In January of 2018, I went hiking in the mountains of South Carolina. I had just recovered from several nights of binge drinking in a row to celebrate the new year. I found myself on a quiet mountaintop, higher up than I’d ever been before. I’m not sure if it was the elevation or if I was just tired of being tired, but I found God on that mountaintop, and realized He never stopped loving me. He’d been protecting me all along. I dropped to my knees and surrendered all of my pain and suffering, and decided I couldn’t do it anymore. I’ve been sober since that day with the help of God and the rooms of Alcoholics Anonymous, and my life has been forever changed.
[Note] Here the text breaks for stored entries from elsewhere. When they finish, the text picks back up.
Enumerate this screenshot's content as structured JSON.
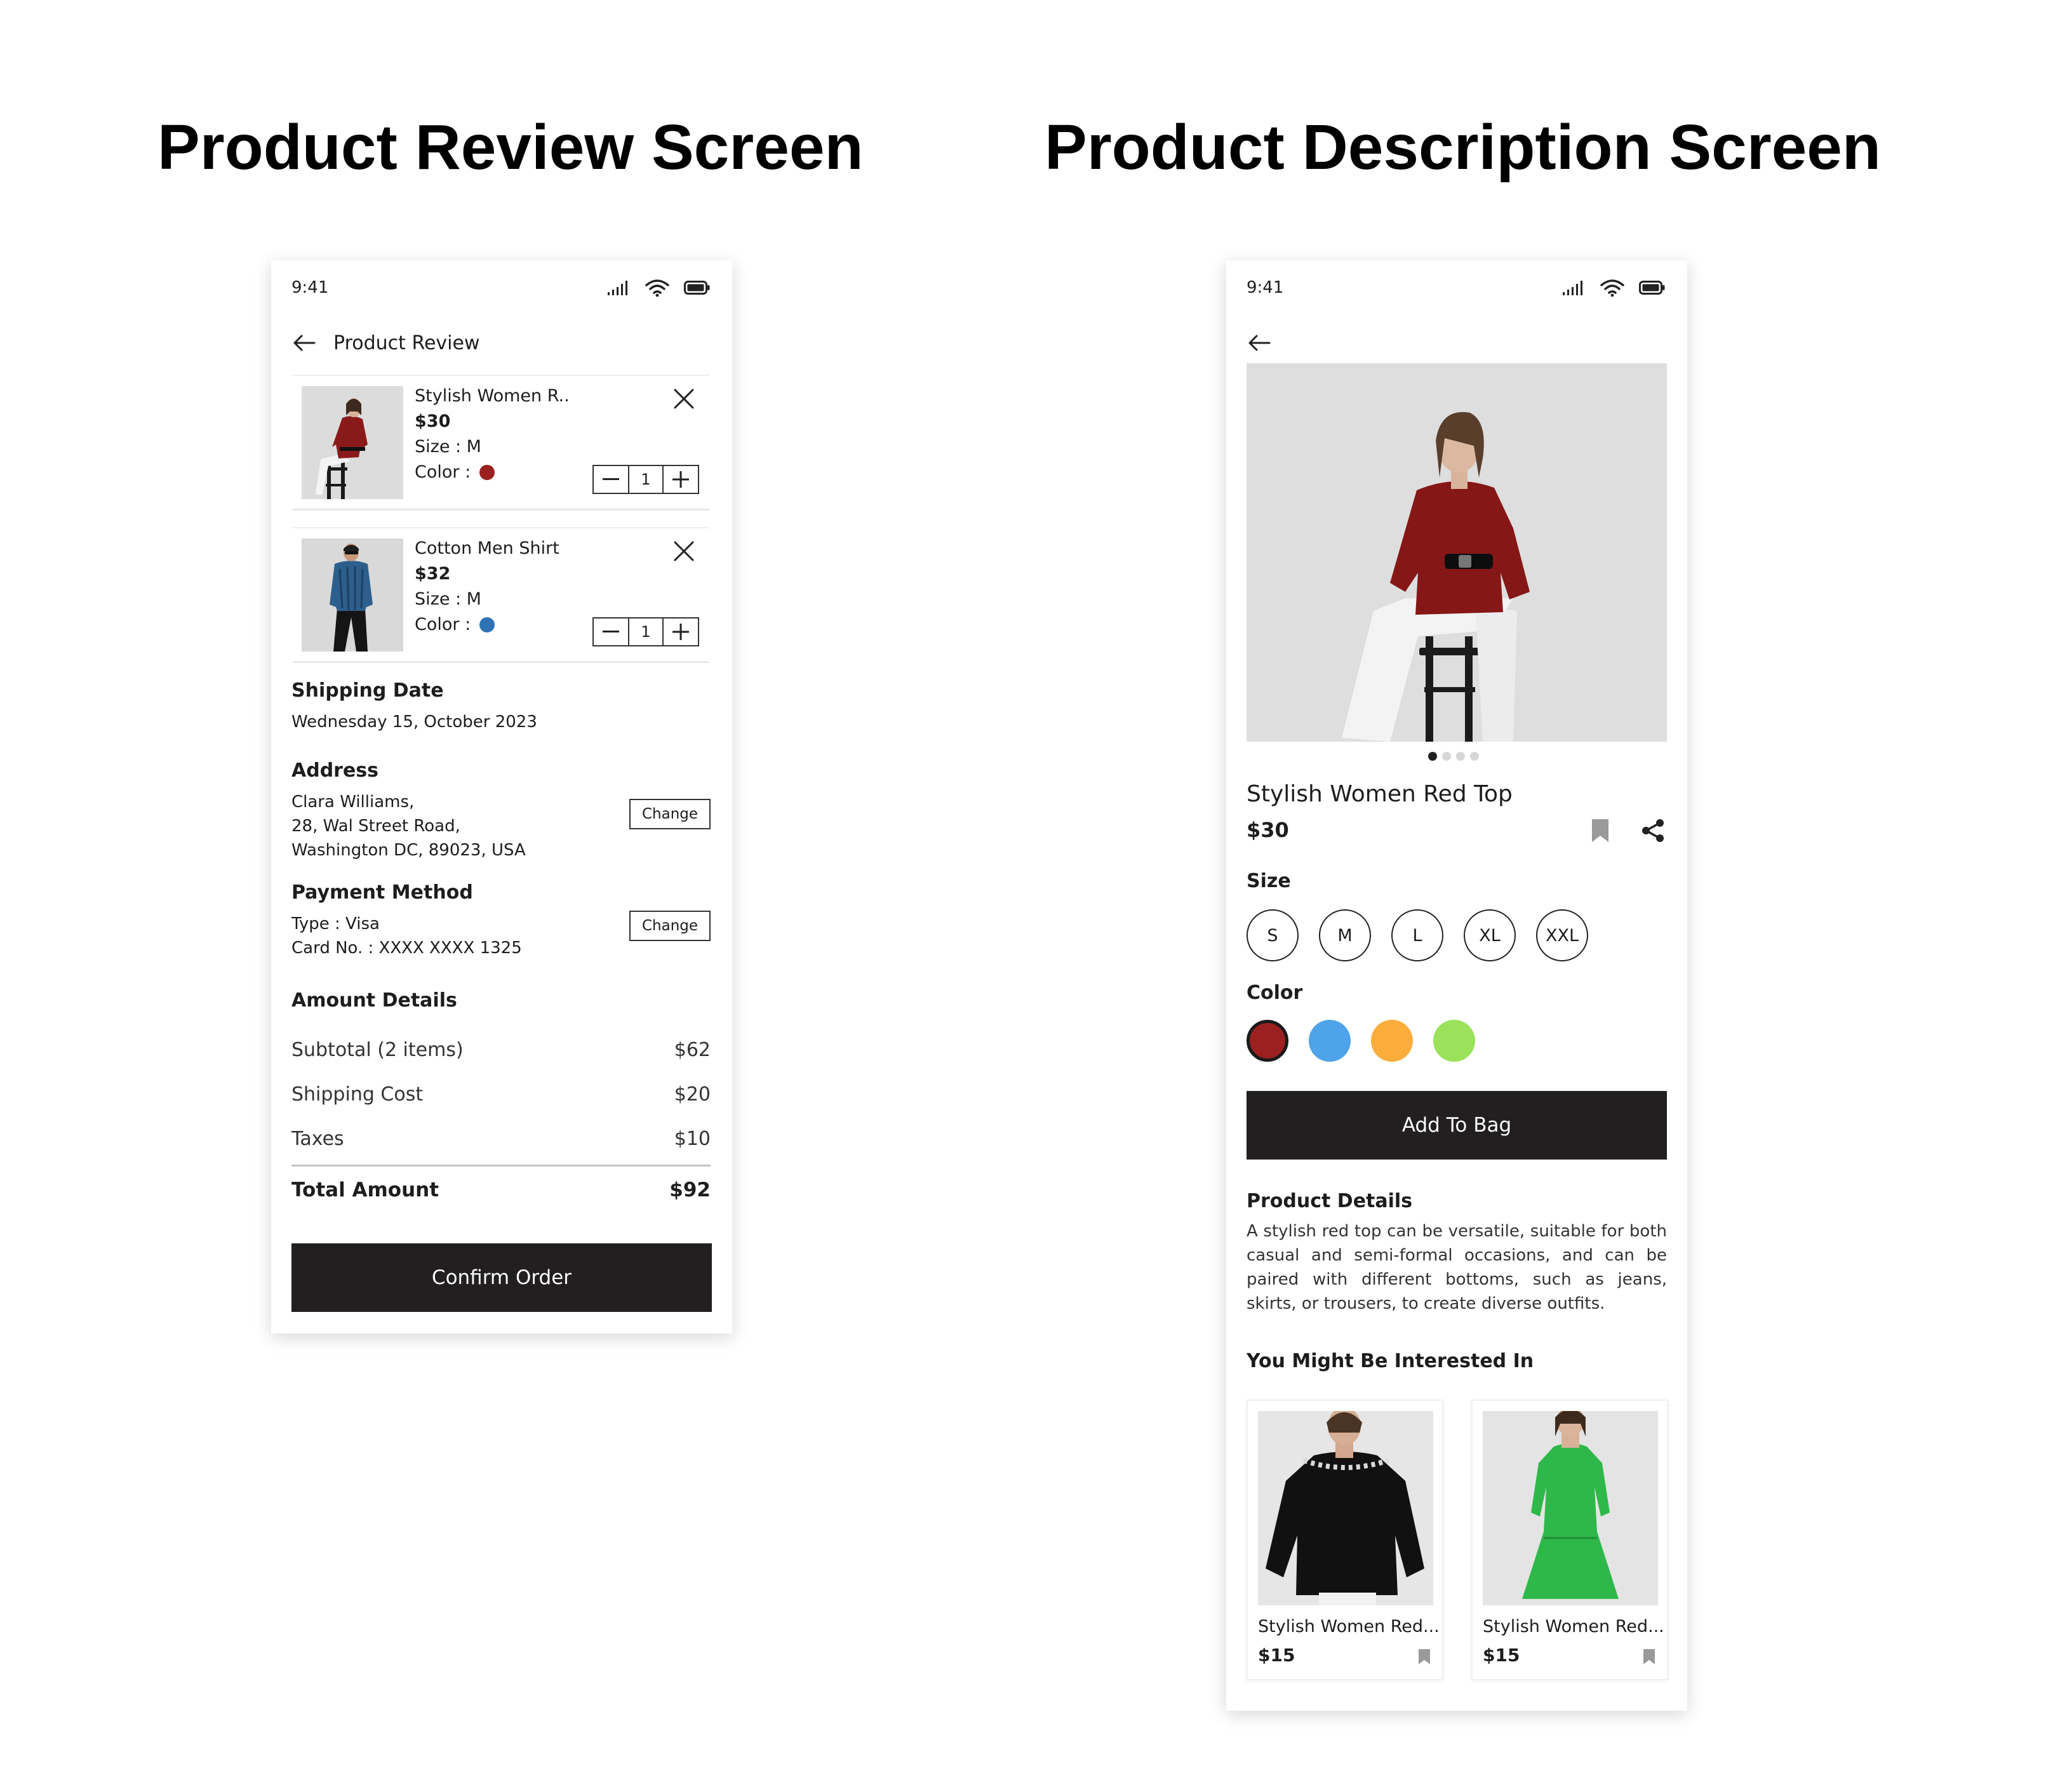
{
  "headings": {
    "left": "Product Review Screen",
    "right": "Product Description Screen"
  },
  "review_screen": {
    "status_time": "9:41",
    "header_title": "Product Review",
    "cart_items": [
      {
        "name": "Stylish  Women  R..",
        "price": "$30",
        "size": "Size : M",
        "color_label": "Color :",
        "color": "#9b2020",
        "qty": "1"
      },
      {
        "name": "Cotton Men Shirt",
        "price": "$32",
        "size": "Size : M",
        "color_label": "Color :",
        "color": "#2f73b5",
        "qty": "1"
      }
    ],
    "shipping": {
      "title": "Shipping Date",
      "value": "Wednesday 15, October 2023"
    },
    "address": {
      "title": "Address",
      "lines": [
        "Clara Williams,",
        "28, Wal Street Road,",
        "Washington DC, 89023, USA"
      ],
      "change_label": "Change"
    },
    "payment": {
      "title": "Payment Method",
      "type": "Type : Visa",
      "card": "Card No. : XXXX XXXX 1325",
      "change_label": "Change"
    },
    "amount": {
      "title": "Amount Details",
      "rows": [
        {
          "label": "Subtotal (2 items)",
          "value": "$62"
        },
        {
          "label": "Shipping Cost",
          "value": "$20"
        },
        {
          "label": "Taxes",
          "value": "$10"
        }
      ],
      "total_label": "Total Amount",
      "total_value": "$92"
    },
    "confirm_label": "Confirm Order"
  },
  "description_screen": {
    "status_time": "9:41",
    "carousel": {
      "count": 4,
      "active": 1
    },
    "product_name": "Stylish Women Red Top",
    "price": "$30",
    "size_title": "Size",
    "sizes": [
      "S",
      "M",
      "L",
      "XL",
      "XXL"
    ],
    "color_title": "Color",
    "colors": [
      "#9b2020",
      "#4fa3e8",
      "#fbad3b",
      "#99e25a"
    ],
    "selected_color": 0,
    "add_to_bag_label": "Add To Bag",
    "details_title": "Product Details",
    "details_text": "A stylish red top can be versatile, suitable for both casual and semi-formal occasions, and can be paired with different bottoms, such as jeans, skirts, or trousers, to create diverse outfits.",
    "recommend_title": "You Might Be Interested In",
    "recommendations": [
      {
        "name": "Stylish Women Red...",
        "price": "$15"
      },
      {
        "name": "Stylish Women Red...",
        "price": "$15"
      }
    ]
  },
  "icons": {
    "status": [
      "signal-icon",
      "wifi-icon",
      "battery-icon"
    ],
    "back": "arrow-left-icon",
    "remove": "close-icon",
    "bookmark": "bookmark-icon",
    "share": "share-icon"
  }
}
Fast forward to a little over a year later. I am one year sober, living in Nashville, making more money than I’ve ever made, financially stable, and in the beginning stages of entrepreneurship. My bills are paid early, I have food in my cabinets and in my belly, I have real friendships, and I experience healing every day. My relationship with God is stronger than ever before, and so is my self-worth. I’m PROUD of who I am as a lesbian, and as a person. I’ve come a long way, but I still have so much more to learn. I am not perfect, and still have things to heal from, but I’m surely not where I used to be. The beautiful part about rock bottom is that there’s nowhere to go but up.
I used to be ashamed of my struggles, but now I talk about them openly and honestly, because I know they can help other people. It makes it all worth it to me if I can give hope to others, or keep another person away from the bottle, the blade, or the gun. In my darkest moments, I certainly never believed that there would be a light at the end of the tunnel, or that an amazing life was out there waiting for me. But I was wrong, and I’m so glad I’m still here to admit that. I’m so glad I never gave up.
We are only human… But we are so beautiful, and every moment spent on this planet is a chance for us to spread that beauty to someone else. It’s what we’re here for! We all have stories that are meant to be told. I pray that you will also have the courage to share yours one day.